AI training clusters today swallow data at rates that would have choked a supercomputer a decade ago. A single NVIDIA H100 node pushes 900 GB/s over NVLink; an 8-node DGX pod moves nearly 7 TB/s internally. Copper traces in traditional backplanes hit a fundamental physics limit beyond a few meters: signal degradation, crosstalk, and heat density become unmanageable. In 2025, every major hyperscaler—Google, Microsoft, Meta, Amazon—is quietly replacing copper backplane segments with optical interconnects. This is not a lab experiment. It is the most consequential infrastructure shift in AI hardware since the GPU itself. This report breaks down why optical is winning, what technologies are making it viable, and what the migration timeline looks like for operators building the next generation of training clusters.
The physics of copper are brutally simple: electrical signals degrade over distance. At 50 Gbps per lane—the standard for PCIe 5.0 and early PCIe 6.0—a copper trace loses signal integrity after roughly 30 centimeters without expensive retimers or redrivers. Inside a 19-inch rack, that forces GPU-to-GPU links to traverse bulky active copper cables (ACC) that consume 30–40% more power per meter than optical equivalents. For clusters spanning multiple racks—which is now the norm for 10,000+ GPU pods—copper becomes a thermal and density nightmare.
A 200-amp rack pulling 20 kW already struggles with cooling. Inserting 40 active copper cables at 25 W each adds 1 kW of heat per rack that must be dissipated. Optical transceivers, by contrast, consume 10–15 W per link at similar throughput. For a 32-rack cluster, that is a 32 kW power savings—enough to power an additional rack of GPUs. More importantly, optical fibers are 0.25 mm thick versus copper cables at 5–8 mm. That density advantage means you can route 4x more links through the same cable tray, eliminating the airflow blockages that cause hotspots in dense GPU racks.

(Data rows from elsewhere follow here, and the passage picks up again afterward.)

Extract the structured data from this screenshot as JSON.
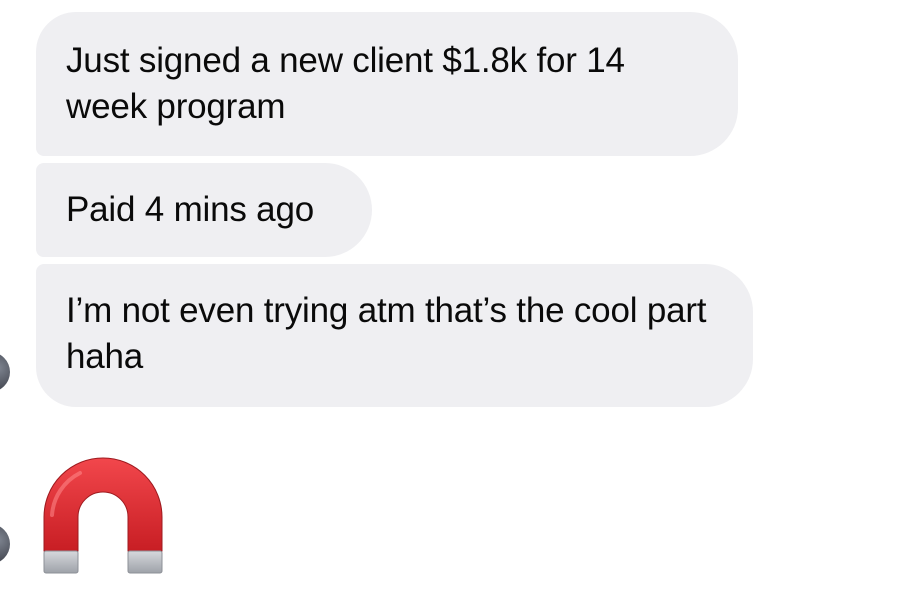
{
  "messages": [
    {
      "text": "Just signed a new client $1.8k for 14 week program"
    },
    {
      "text": "Paid 4 mins ago"
    },
    {
      "text": "I’m not even trying atm that’s the cool part haha"
    }
  ],
  "reaction": {
    "icon": "magnet-icon",
    "colors": {
      "body": "#e0282e",
      "tips": "#b9bcc2"
    }
  },
  "colors": {
    "bubble_background": "#efeff2",
    "text": "#0a0a0a",
    "background": "#ffffff"
  }
}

The biggest bottleneck in optical-to-electrical conversion has always been the packaging. Traditional pluggable optics (QSFP-DD, OSFP) sit at the faceplate of a switch, requiring a 4–6 inch PCB trace from the ASIC to the transceiver. That trace eats 30–50% of the signal budget before the light even leaves the module. Co-packaged optics (CPO) solve this by mounting the optical engine directly onto the same substrate as the switch ASIC—within millimeters of the SerDes.
In 2025, Broadcom’s Hummingbird CPO platform ships in production, offering 51.2 Tbps of aggregate bandwidth in a single package—equivalent to 64 ports of 800 Gbps. Cisco, Intel, and Marvell have all announced CPO designs targeting AI backplanes. The key number: CPO reduces total power per 800 Gbps port from 15 W (pluggable optics) to below 8 W. For a cluster with 2,000 switch ports, that is 14 kW of power savings. The trade-off is initial cost—CPO modules cost roughly 20% more per port in volume—but hyperscalers are already amortizing that premium over three-year cluster lifetimes where electricity costs exceed hardware costs.
Two competing optical technologies are vying for AI backplane dominance. Vertical-cavity surface-emitting lasers (VCSELs) have been the workhorse of short-reach datacenter optics for two decades—they are cheap, reliable, and well-understood. But VCSELs top out at 100 Gbps per lane and struggle with wavelength-division multiplexing (WDM). Silicon photonics, on the other hand, uses standard CMOS fabrication processes to build modulators, waveguides, and photodetectors on a silicon die. It scales to 200 Gbps per lane and supports dense WDM, meaning a single fiber can carry 1.6 Tbps over eight wavelengths.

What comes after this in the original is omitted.